Ambrona Jesús, Vinagre Antonia, Maqueda Matilde, Alvarez María L, Ramírez Manuel
Departamento de Microbiología, Facultad de Ciencias, Universidad de Extremadura, 06071 Badajoz, Spain.
J Agric Food Chem. 2006 Apr 19;54(8):2977-84. doi: 10.1021/jf052844d.

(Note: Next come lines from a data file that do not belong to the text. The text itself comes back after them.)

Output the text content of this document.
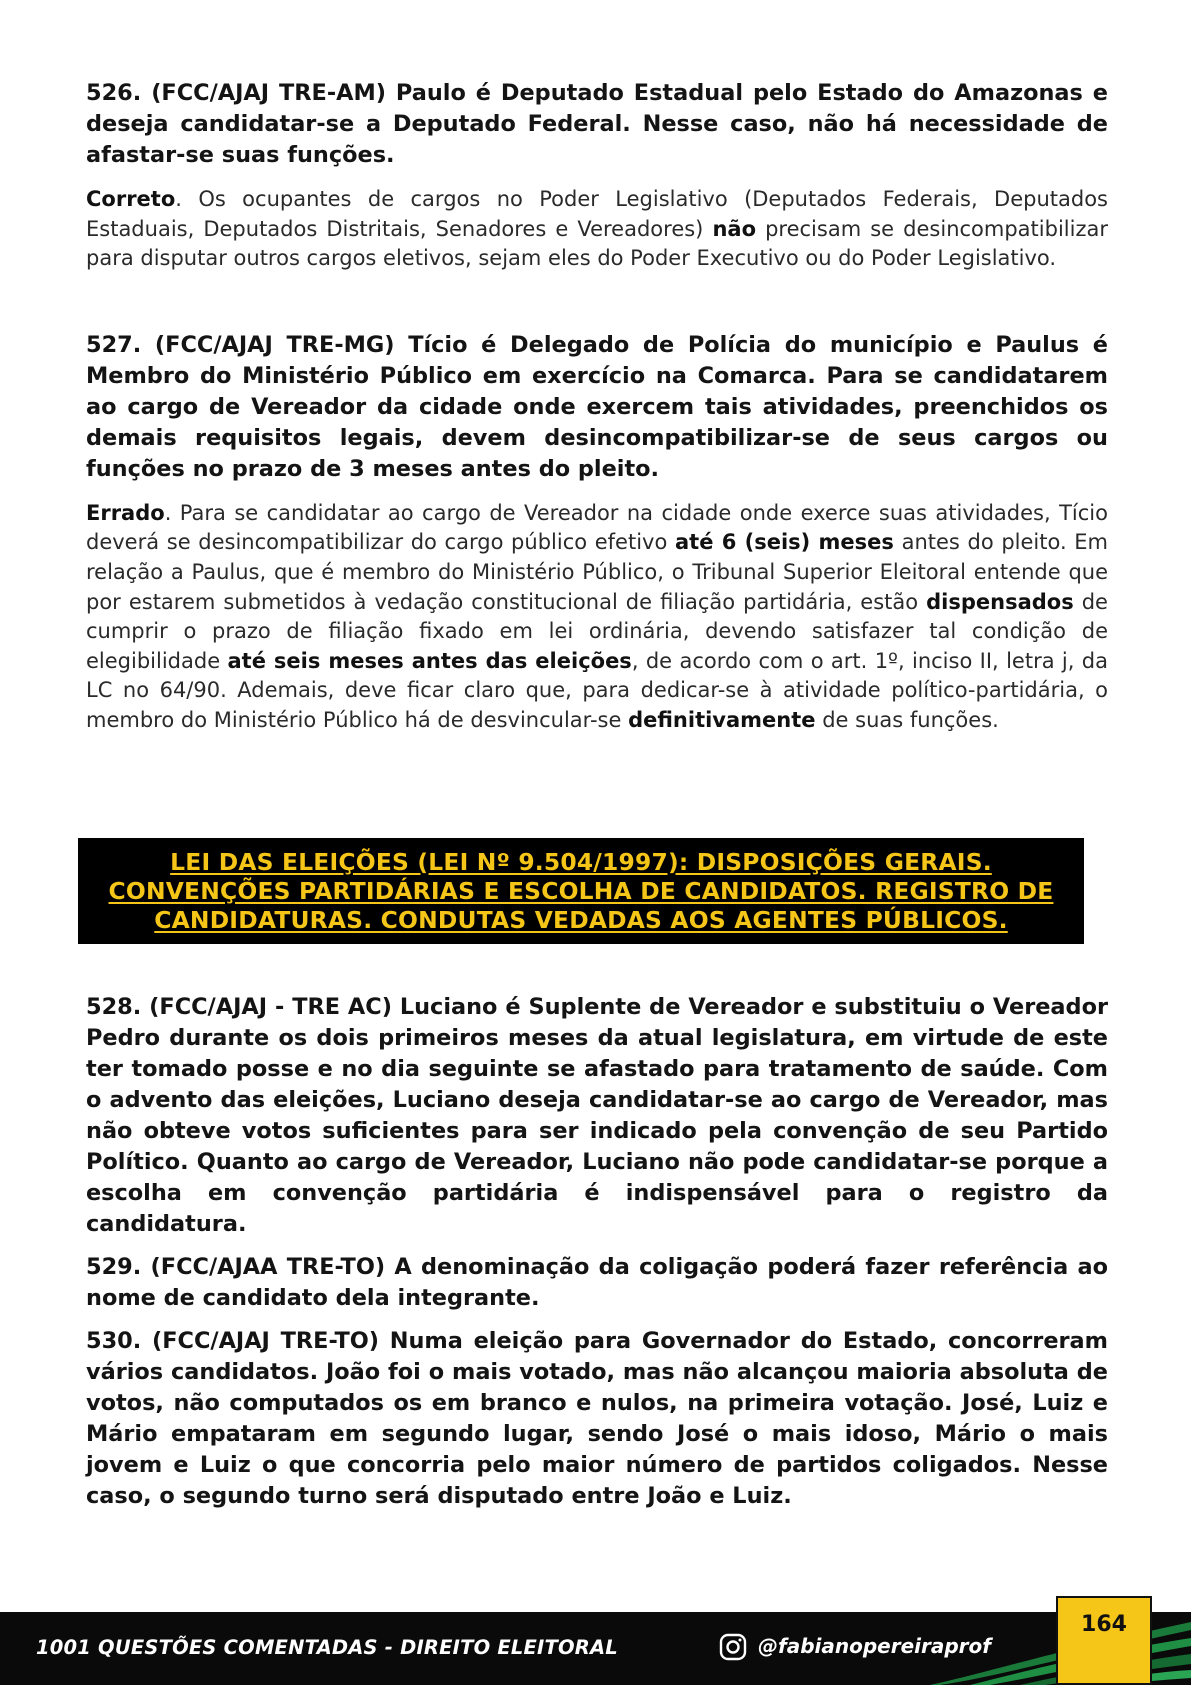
526. (FCC/AJAJ TRE-AM) Paulo é Deputado Estadual pelo Estado do Amazonas e deseja candidatar-se a Deputado Federal. Nesse caso, não há necessidade de afastar-se suas funções.

Correto. Os ocupantes de cargos no Poder Legislativo (Deputados Federais, Deputados Estaduais, Deputados Distritais, Senadores e Vereadores) não precisam se desincompatibilizar para disputar outros cargos eletivos, sejam eles do Poder Executivo ou do Poder Legislativo.

527. (FCC/AJAJ TRE-MG) Tício é Delegado de Polícia do município e Paulus é Membro do Ministério Público em exercício na Comarca. Para se candidatarem ao cargo de Vereador da cidade onde exercem tais atividades, preenchidos os demais requisitos legais, devem desincompatibilizar-se de seus cargos ou funções no prazo de 3 meses antes do pleito.

Errado. Para se candidatar ao cargo de Vereador na cidade onde exerce suas atividades, Tício deverá se desincompatibilizar do cargo público efetivo até 6 (seis) meses antes do pleito. Em relação a Paulus, que é membro do Ministério Público, o Tribunal Superior Eleitoral entende que por estarem submetidos à vedação constitucional de filiação partidária, estão dispensados de cumprir o prazo de filiação fixado em lei ordinária, devendo satisfazer tal condição de elegibilidade até seis meses antes das eleições, de acordo com o art. 1º, inciso II, letra j, da LC no 64/90. Ademais, deve ficar claro que, para dedicar-se à atividade político-partidária, o membro do Ministério Público há de desvincular-se definitivamente de suas funções.

LEI DAS ELEIÇÕES (LEI Nº 9.504/1997): DISPOSIÇÕES GERAIS.
CONVENÇÕES PARTIDÁRIAS E ESCOLHA DE CANDIDATOS. REGISTRO DE
CANDIDATURAS. CONDUTAS VEDADAS AOS AGENTES PÚBLICOS.

528. (FCC/AJAJ - TRE AC) Luciano é Suplente de Vereador e substituiu o Vereador Pedro durante os dois primeiros meses da atual legislatura, em virtude de este ter tomado posse e no dia seguinte se afastado para tratamento de saúde. Com o advento das eleições, Luciano deseja candidatar-se ao cargo de Vereador, mas não obteve votos suficientes para ser indicado pela convenção de seu Partido Político. Quanto ao cargo de Vereador, Luciano não pode candidatar-se porque a escolha em convenção partidária é indispensável para o registro da candidatura.

529. (FCC/AJAA TRE-TO) A denominação da coligação poderá fazer referência ao nome de candidato dela integrante.

530. (FCC/AJAJ TRE-TO) Numa eleição para Governador do Estado, concorreram vários candidatos. João foi o mais votado, mas não alcançou maioria absoluta de votos, não computados os em branco e nulos, na primeira votação. José, Luiz e Mário empataram em segundo lugar, sendo José o mais idoso, Mário o mais jovem e Luiz o que concorria pelo maior número de partidos coligados. Nesse caso, o segundo turno será disputado entre João e Luiz.

1001 QUESTÕES COMENTADAS - DIREITO ELEITORAL	@fabianopereiraprof
164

Winemaking with selected yeasts requires simple techniques to monitor the inoculated yeast. New high-concentration rhodamine-resistant mutants and low-concentration rhodamine-pink mutants, easy to detect by replica-plate assay, were obtained from selected wine yeasts. The rhodamine-pink mutations were dominant and were located at the pdr5 locus that encodes for the Pdr5 ATP-binding cassette multidrug resistance transporter. The mutants were genetically stable but had lost the killer phenotype of the parent yeast strain. They were genetically improved by elimination of recessive growth-retarding alleles followed by crossing with selected killer wine yeasts. Several spore-clones were selected according to their must fermentation kinetics and the organoleptic quality of the wine. Some spore-clones were tested in industrial winemaking, and they were easily monitored during must fermentation using a simple color-plate assay. They accounted for >96% of the total yeasts in the must, and the resulting wine had as good a quality as those made with standard commercial wine yeasts. The rhodamine-pink yeasts may also be detected by direct seeding onto rhodamine agar or by observation under fluorescence microscopy. These possibilities greatly reduce the time of analysis and make the monitoring procedure for rhodamine-pink yeasts faster, easier, and cheaper than for the genetically marked wine yeasts obtained previously.
使用选定的酵母进行酿酒需要简单的技术来监测接种的酵母。从选定的葡萄酒酵母中获得了新的高浓度罗丹明抗性突变体和低浓度罗丹明粉红色突变体,通过影印平板法易于检测。罗丹明粉红色突变是显性的,位于编码Pdr5 ATP结合盒多药抗性转运蛋白的pdr5基因座上。这些突变体遗传稳定,但失去了亲本酵母菌株的杀伤表型。通过消除隐性生长延迟等位基因,然后与选定的杀伤性葡萄酒酵母杂交,对它们进行了遗传改良。根据葡萄汁发酵动力学和葡萄酒的感官品质选择了几个孢子克隆。一些孢子克隆在工业酿酒中进行了测试,在葡萄汁发酵过程中使用简单的显色平板法很容易对它们进行监测。它们在葡萄汁中的酵母总数中占比超过96%,所酿造的葡萄酒质量与使用标准商业葡萄酒酵母酿造的葡萄酒一样好。罗丹明粉红色酵母也可以通过直接接种到罗丹明琼脂上或在荧光显微镜下观察来检测。这些可能性大大减少了分析时间,使得对罗丹明粉红色酵母的监测程序比以前获得的基因标记葡萄酒酵母更快、更容易且更便宜。